Né bien après la fin de la guerre, le chef de l’État français n’a aucun tabou s’agissant de l’Algérie et ne se soumet à aucune doxa. Il a même, en ce domaine, manifesté bien plus de courage que tous ses prédécesseurs.

François Hollande, pourtant très sensible, par éducation, à la question algérienne, s’était par exemple contenté de qualifier la colonisation d’« injuste et brutale » ; Chirac avait pour sa part appelé à « regarder le passé en face, d’un côté comme de l’autre », mais avait laissé une loi, adoptée en catimini à l’Assemblée en 2005, évoquer le « rôle positif » de la colonisation, avant de l’abroger. Mais le mal était fait – et l’ire d’Alger suscitée.

Quant à Nicolas Sarkozy, il a beaucoup tergiversé, refusé avec force toute espèce de repentance, mais concédé néanmoins que le système colonial était « injuste par nature » et qu’il s’apparentait à « une entreprise d’asservissement et d’exploitation ». Doux euphémisme !

Tourner la page

Macron est déjà allé bien plus loin. Pendant sa campagne électorale, on l’a dit, puis, une fois à l’Élysée, en honorant les harkis et en rappelant la dette de la France à leur endroit.
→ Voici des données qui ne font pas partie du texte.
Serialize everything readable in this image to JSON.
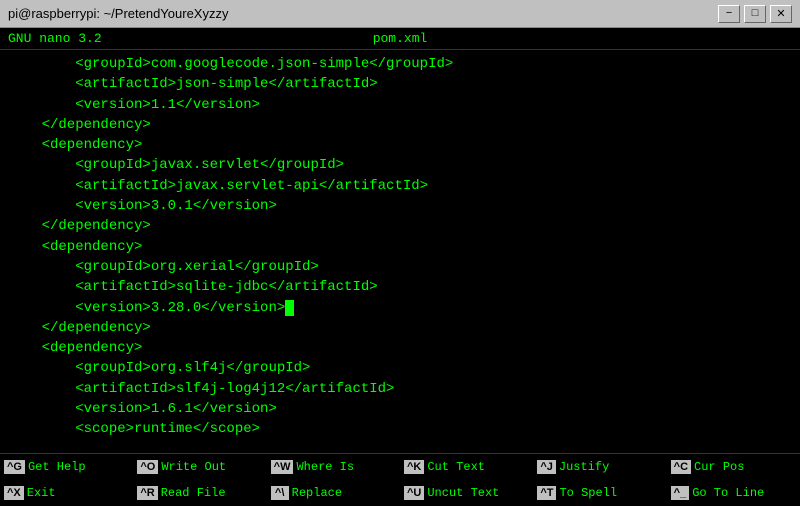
{
  "titlebar": {
    "title": "pi@raspberrypi: ~/PretendYoureXyzzy",
    "minimize": "−",
    "maximize": "□",
    "close": "✕"
  },
  "nano_header": {
    "left": "GNU nano  3.2",
    "center": "pom.xml"
  },
  "editor": {
    "lines": [
      "        <groupId>com.googlecode.json-simple</groupId>",
      "        <artifactId>json-simple</artifactId>",
      "        <version>1.1</version>",
      "    </dependency>",
      "    <dependency>",
      "        <groupId>javax.servlet</groupId>",
      "        <artifactId>javax.servlet-api</artifactId>",
      "        <version>3.0.1</version>",
      "    </dependency>",
      "    <dependency>",
      "        <groupId>org.xerial</groupId>",
      "        <artifactId>sqlite-jdbc</artifactId>",
      "        <version>3.28.0</version>",
      "    </dependency>",
      "    <dependency>",
      "        <groupId>org.slf4j</groupId>",
      "        <artifactId>slf4j-log4j12</artifactId>",
      "        <version>1.6.1</version>",
      "        <scope>runtime</scope>"
    ],
    "cursor_line": 12,
    "cursor_after": "        <version>3.28.0</version>"
  },
  "bottom_bar": {
    "items": [
      {
        "key": "^G",
        "label": "Get Help"
      },
      {
        "key": "^O",
        "label": "Write Out"
      },
      {
        "key": "^W",
        "label": "Where Is"
      },
      {
        "key": "^K",
        "label": "Cut Text"
      },
      {
        "key": "^J",
        "label": "Justify"
      },
      {
        "key": "^C",
        "label": "Cur Pos"
      },
      {
        "key": "^X",
        "label": "Exit"
      },
      {
        "key": "^R",
        "label": "Read File"
      },
      {
        "key": "^\\",
        "label": "Replace"
      },
      {
        "key": "^U",
        "label": "Uncut Text"
      },
      {
        "key": "^T",
        "label": "To Spell"
      },
      {
        "key": "^_",
        "label": "Go To Line"
      }
    ]
  }
}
Surtout, en septembre 2018, en reconnaissant que le militant communiste – et indépendantiste – Maurice Audin était bel et bien « mort sous la torture du fait du système institué alors en Algérie par la France ». Un « système » qui conduisit à des « actes terribles », prit-il soin de préciser.

Tout le monde savait. En 2013, le tristement célèbre général Aussaresses était même passé aux aveux. Alors pourquoi continuer à mentir ou à taire l’évidence ? Pourquoi ne pas tendre la main, au moment où l’Algérie change et s’ouvre ?

Au-delà même de toute considération morale, on ne voit pas ce que la France aurait à perdre à cette reconnaissance. Voilà deux décennies que l’on parle de tourner la page et d’en écrire une nouvelle. N’est-ce pas le moment ou jamais de passer de la parole aux actes ?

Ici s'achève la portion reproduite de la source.